With respect to education, the data are further afield. The figure shows that the YourMorals sample is significantly more educated than the general population, but it becomes more difficult to draw a convincing trend line through the data. Individuals who came from states with higher levels of education were only marginally more likely to be highly educated themselves.

So where does all of this leave us? It is obvious from the plots that the individuals who self-selected into the YourMorals data look very different than the general population. It would clearly be inappropriate to use the raw data in trying to make inferences about the general population parameters (average levels of a particular foundation in a particular state, for example).
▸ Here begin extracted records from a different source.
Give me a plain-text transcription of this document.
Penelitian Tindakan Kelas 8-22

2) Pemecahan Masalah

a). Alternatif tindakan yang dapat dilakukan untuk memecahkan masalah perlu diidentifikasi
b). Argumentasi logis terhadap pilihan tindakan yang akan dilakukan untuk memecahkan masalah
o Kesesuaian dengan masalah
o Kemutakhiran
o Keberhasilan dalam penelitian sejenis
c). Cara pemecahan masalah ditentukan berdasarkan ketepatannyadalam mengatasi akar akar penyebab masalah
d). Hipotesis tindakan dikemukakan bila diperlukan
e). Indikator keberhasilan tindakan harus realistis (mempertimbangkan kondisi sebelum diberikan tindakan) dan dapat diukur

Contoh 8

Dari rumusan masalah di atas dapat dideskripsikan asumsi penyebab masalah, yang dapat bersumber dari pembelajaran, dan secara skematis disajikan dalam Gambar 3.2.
The sample is much more liberal, highly educated, and white than the general population. But it is not *as* bad as it could be. The worst-case scenario would show uniformly weird sample across the states. Instead, what we saw in the figures above is a picture that is more-or-less proportionally correct. It is encouraging that the general relationships hold up.

All of this is not to say that we should throw out the analyses presented elsewhere in this blog and in publications based on the YourMorals data. If we condition on ideology (which we saw was particularly skewed) and make statements like “Liberals generally score higher than conservatives on the Harm/Care and Fairness/Reciprocity foundations,” we are probably treading on safe ground.

In the next few posts, I will be revisiting the question of how to construct a representative picture from a convenience sample.

*Beyond the obvious sampling issues, there are a few other problems with directly comparing the measure of ideology in YourMorals with that in nationally representative samples. First, there is a mode difference that could account for some of the discrepancy (although certainly not all or even a very significant portion of it). Another (and more serious) difference between nationally representative samples and the YourMorals data is the choice of a seven point scale rather than a five point scale. Five point scales are used more regularly in telephone samples with the options being “Very Conservative,” “Conservative,” “Moderate,” “Liberal,” and “Very Liberal.” The YourMorals data includes options for “Slightly liberal” and “Slightly Conservative” as well as “Libertarian” and “other” categories. The 65 percent figure lumps all of the “liberals” together. If you believe that the “slightly liberal” respondents might have self-identified as “Moderate” given fewer options, the proportion turns out to be just over 50.